- Born: 1833 Cheapside, London, U.K.
- Died: 1900 (aged 66–67) Adelaide Crescent, Hove, U.K.
- Resting place: West Norwood Cemetery.
- Occupations: Businessman, philanthropist

= William Richard Sutton =

British businessman (1833–1900)

William Richard Sutton (1833 – 20 May 1900) was the founder of the UK's first door-to-door long distance parcel service and founder of the William Sutton housing trust.

==Early life==
William Richard Sutton was born in 1833 at London's Cheapside.

==Career==
Sutton founded the business of Sutton and Co., general carriers in 1861. He noted that the Royal Mail could carry letters from door to door, but they did not carry parcels; instead the sender had to arrange for delivery to a railway station, goods freight to a station near the destination, and then make separate arrangements for delivery to the final destination. Sutton Carriers would take care of all those stages. The railway companies obstructed this and Sutton took them to court with a case that lasted over seven years; the House of Lords ruled to break the railway companies' monopoly on pricing and allowed him to deliver packages door-to-door. At his death in 1900 his business had grown to 600 branches. Sutton Carriers was eventually nationalised in the 1950s.

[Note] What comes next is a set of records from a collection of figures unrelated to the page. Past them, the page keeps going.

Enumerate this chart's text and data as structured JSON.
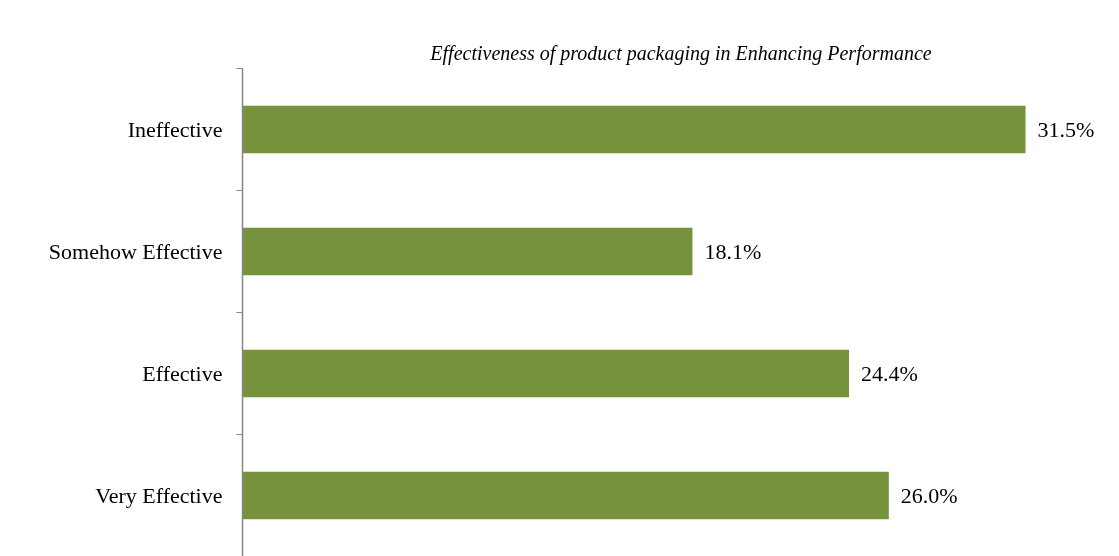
{
  "chart_data": {
    "type": "bar",
    "orientation": "horizontal",
    "title": "Effectiveness of product packaging in Enhancing Performance",
    "categories": [
      "Ineffective",
      "Somehow Effective",
      "Effective",
      "Very Effective"
    ],
    "values": [
      31.5,
      18.1,
      24.4,
      26.0
    ],
    "value_labels": [
      "31.5%",
      "18.1%",
      "24.4%",
      "26.0%"
    ],
    "color": "#76923c",
    "grid": false
  }
}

Sutton also had a partnership in Sutton, Carden and Co. which was a brewer, bottler, distiller, hotelier and merchant of wines, tea, coffee, and tobacco.

==Death and legacy==
Sutton died at his home in Adelaide Crescent, Hove, and was buried in West Norwood Cemetery. His will bequeathed almost all of his considerable wealth into philanthropic trusts for housing of the poor, although during his life he had held no public office and did no charity work. His will was disputed by his family and by existing large landlords, among them the London County Council, who were worried that these cheap and desirable dwellings would lead to lower rents. Nonetheless, his will was proved and The Sutton Model Dwellings Trust (now known as Clarion Housing Group) built estates for the poor across England, beginning in Bethnal Green, then Chelsea, Islington, Rotherhithe, Plymouth and Birmingham.